As I write this, Yahoo’s 2-step verification system is still in beta, but if you’re in the USA or Canada, you should be able to tur it on and add to the security of your account. Problem is, they have a kind of half-hearted implementation when compared to sites like PayPal or Google, because however you configure it, the system only adds the second challenge if the device logging in hasn’t been seen before. This means that, for example, if someone has your password and uses the same computer you’ve done in the past they can still get into your account without any 2-step anything.

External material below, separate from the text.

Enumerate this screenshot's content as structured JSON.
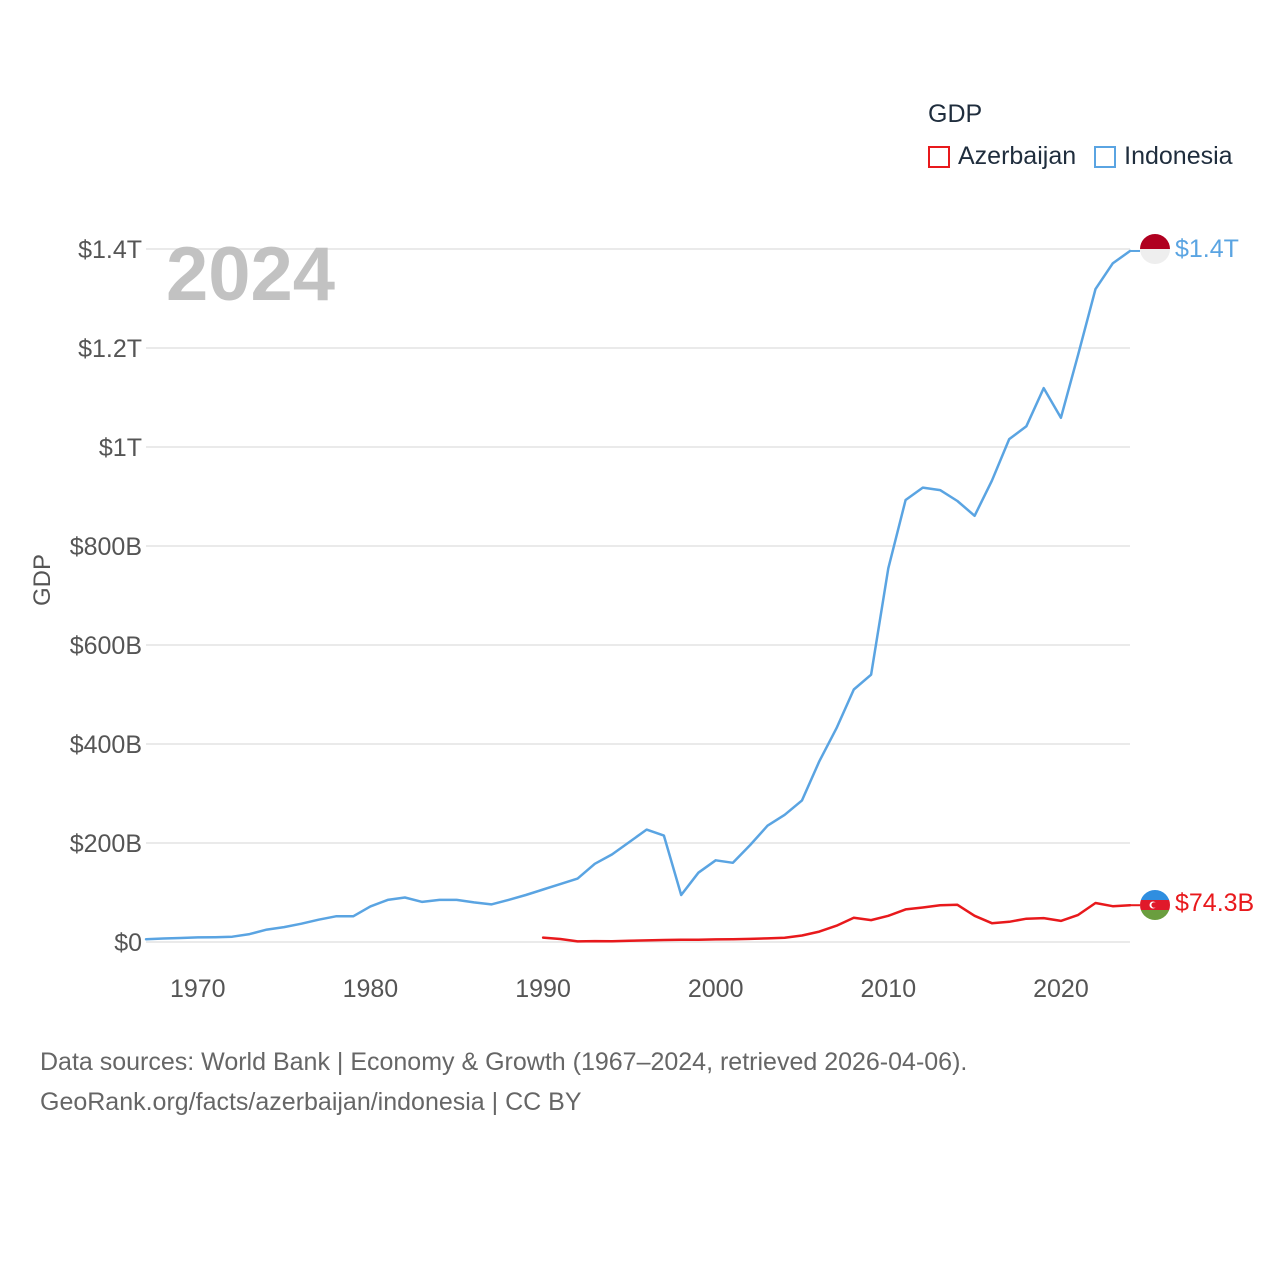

Still, it’s better than nothing and I’m such a big fan of a security system that’s a combination of what you have (your cell) and what you know (your password) that I still highly encourage every Yahoo user to enable this additional level of security!
To turn it on, log in to your Yahoo account, then click on your name in the top left corner. In this example, I was in Yahoo Mail:
If you’re thinking that “Account Info” is the correct choice to make off this menu, you’re right. Do so and you’ll need to log in again…
Given that you’re going to change your account settings, you should be glad that you need to verify that you do have legit access to the account. It’s a good thing. Enter your password, click “Sign In” and you’ll be on the account settings page.
On that page, look for the choices under the title “Sign-In and Security”:
Changed your password recently? If not, take a two minute detour and update it. A good security step.
Now scroll down and click on “Set up your second sign-in verification”.
No, really. You want to do this. Click on the check box adjacent to “Check this box to turn on the second sign-in verification” and a small window pops up:
If it isn’t showing your current mobile number, click “Use New Phone”. Make sure it can receive text messages!! If it is the right phone number, click on “Use Current Phone” and Yahoo will send a short text message to the device and prompt you to enter the code:
On my iPhone, the message looked like this:
I entered the — obscured in the picture — ten character code and clicked on “Verify Code” and it was all set up and ready to go!
One wrinkle, though. By default the 2-step authentication is only one of two ways to confirm your identity when logging in. That’s daft:
I suggest you do what I did: select “Only use my mobile phone number for verification”. It’s more secure and it’s frankly why you set this up in the first place.
So there you have it. Yahoo’s got a little ways to go with this when compared to other sites with this similar 2-step verification system, but it’s still better than just a password.